Lilah McCormack, Copy Editor

McClish turns to Zoom machine to question Ward in the Kessel Multipurpose Room in Pleasantville on Monday, October 11, 2021 (photo/Brianne Gonzalez)

PLEASANTVILLE, N.Y. — The second Annual Pace University Poetry Festival kicked off a week of events with a poetry reading from Rochelle Ward hosted by the Black Student Union, Students of Caribbean Awareness Writing and Cultural Studies Department Associate, Professor Dr. Jane Collins.

Rochelle Ward is a Pace alumna where she studied creative writing and literature and graduated with a Bachelors in English and Communications. In 2004, she received the Hilary Becker Poetry Award and was remembered by her professors as being a gifted student. Today, she is a poet and teaches English and Literature at St. Maarten Academy where she attended high school and first began writing poetry.

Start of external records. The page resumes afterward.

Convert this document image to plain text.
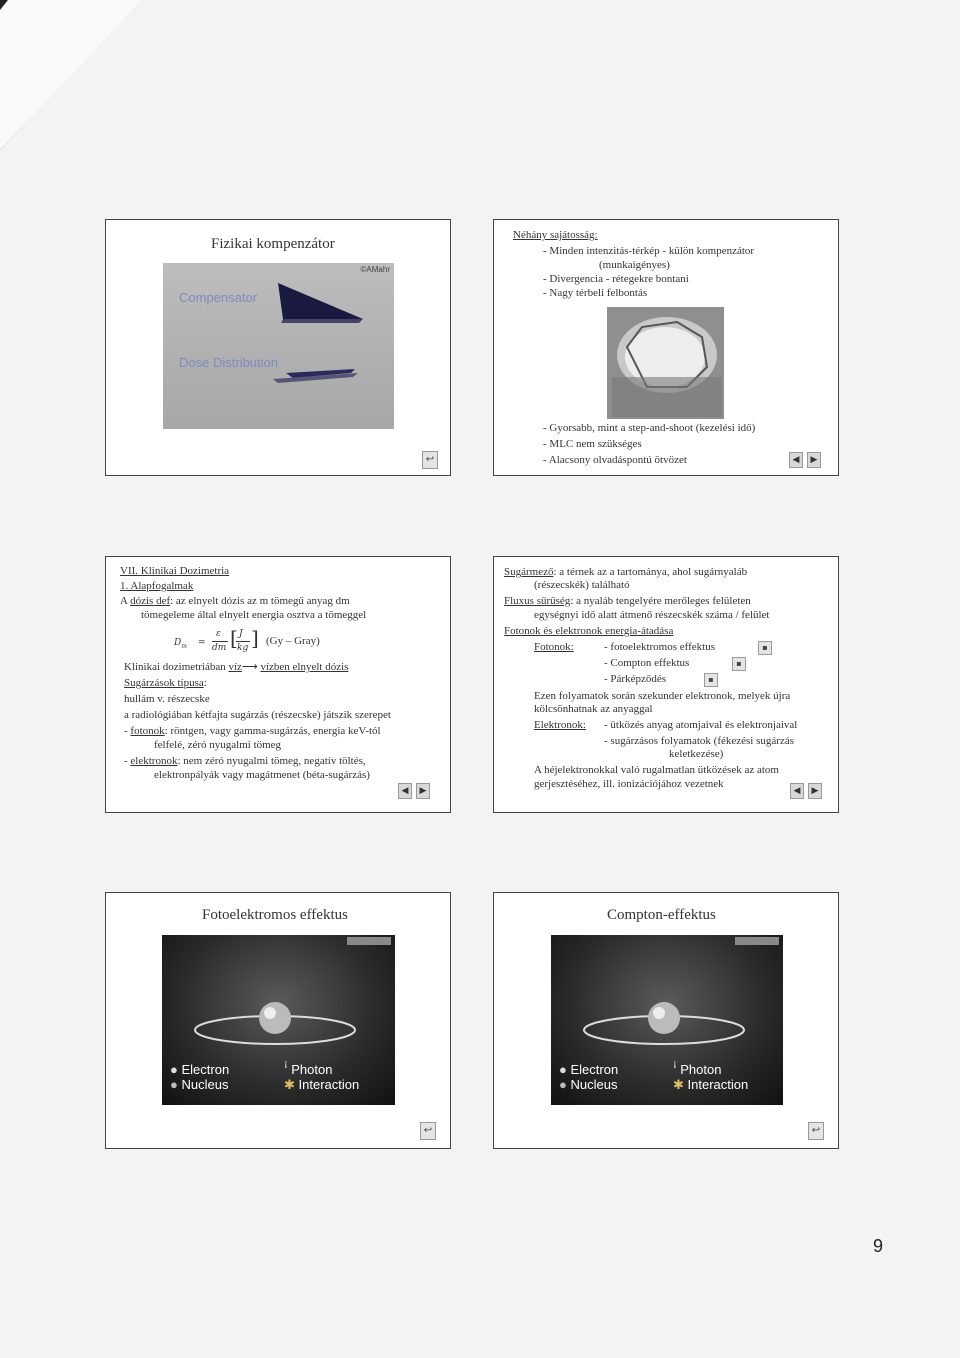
Fizikai kompenzátor
Compensator
©AMahr
Dose Distribution
↩
Néhány sajátosság:
- Minden intenzitás-térkép - külön kompenzátor
(munkaigényes)
- Divergencia - rétegekre bontani
- Nagy térbeli felbontás
- Gyorsabb, mint a step-and-shoot (kezelési idő)
- MLC nem szükséges
- Alacsony olvadáspontú ötvözet	◀ ▶
VII. Klinikai Dozimetria
1. Alapfogalmak
A dózis def: az elnyelt dózis az m tömegű anyag dm
tömegeleme által elnyelt energia osztva a tömeggel
$D_m$ =
ε
dm [ J
kg ] (Gy – Gray)
Klinikai dozimetriában víz⟶ vízben elnyelt dózis
Sugárzások típusa:
hullám v. részecske
a radiológiában kétfajta sugárzás (részecske) játszik szerepet
- fotonok: röntgen, vagy gamma-sugárzás, energia keV-tól
felfelé, zéró nyugalmi tömeg
- elektronok: nem zéró nyugalmi tömeg, negatív töltés,
elektronpályák vagy magátmenet (béta-sugárzás)
◀ ▶
Sugármező: a térnek az a tartománya, ahol sugárnyaláb
(részecskék) található
Fluxus sűrűség: a nyaláb tengelyére merőleges felületen
egységnyi idő alatt átmenő részecskék száma / felület
Fotonok és elektronok energia-átadása
Fotonok:	- fotoelektromos effektus
- Compton effektus
- Párképződés
▪
▪
▪
Ezen folyamatok során szekunder elektronok, melyek újra
kölcsönhatnak az anyaggal
Elektronok: - ütközés anyag atomjaival és elektronjaival
- sugárzásos folyamatok (fékezési sugárzás
keletkezése)
A héjelektronokkal való rugalmatlan ütközések az atom
gerjesztéséhez, ill. ionizációjához vezetnek
◀ ▶
Fotoelektromos effektus
● Electron
● Nucleus
ꜞ Photon
✱ Interaction
↩
Compton-effektus
● Electron
● Nucleus
ꜞ Photon
✱ Interaction
↩
9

In the Kessel multipurpose room on Monday evening, Rochelle Ward met with students via Zoom to read multiple poems from her debut book, “Tangle,” which explores ideas of Caribbean History, race, womanhood, and nature. Following the poetry reading, two students, Tinuade McClish and Shea Teague, had the opportunity to interview Ward.

McClish referred to the title “Tangle” and the relation is has to natural hair. “I wanted to begin by asking what your reason is for choosing this title and what your relationship with hair was growing up and how that influenced your upbringing?” Ward reflected on what “Tangle” means to her and how it is all about pushing through difficult situations to bring out the best in ourselves.

McClish turns to the Zoom machine to question Ward in the Kessel Multipurpose Room on Monday, October 11, 2021 (photo/Brianne Gonzalez)

“For me, I learn how to appreciate my hair, I learn how to understand it…to master it and for me that has taught me a lot about resilience, about patience, about courage. Because I may have a bad hair day, but I’m not gonna change that course, that direction of me becoming somebody greater and better. Also I learn how to push through difficult situations in order to bring out the best in my hair, in myself.”

Following Tinuade McClish’s interview, Teague asked the special guest about any advice she may have for students who want to continue their creative work after college. Ward says to maintain your habit of writing because it is apart of who you are. “You can still have a life with writing because it is your duty it is who you are meant to be.” She finished her point by also saying, “When you leave school, take all of you with you.”.

The Butterfly Clips event concluded with a writing workshop where students in attendance had the opportunity to write their own version of a poem inspired by Rochelle Ward’s work. After a limited amount of time to create their poems, many students were brave enough to read aloud what they had wrote.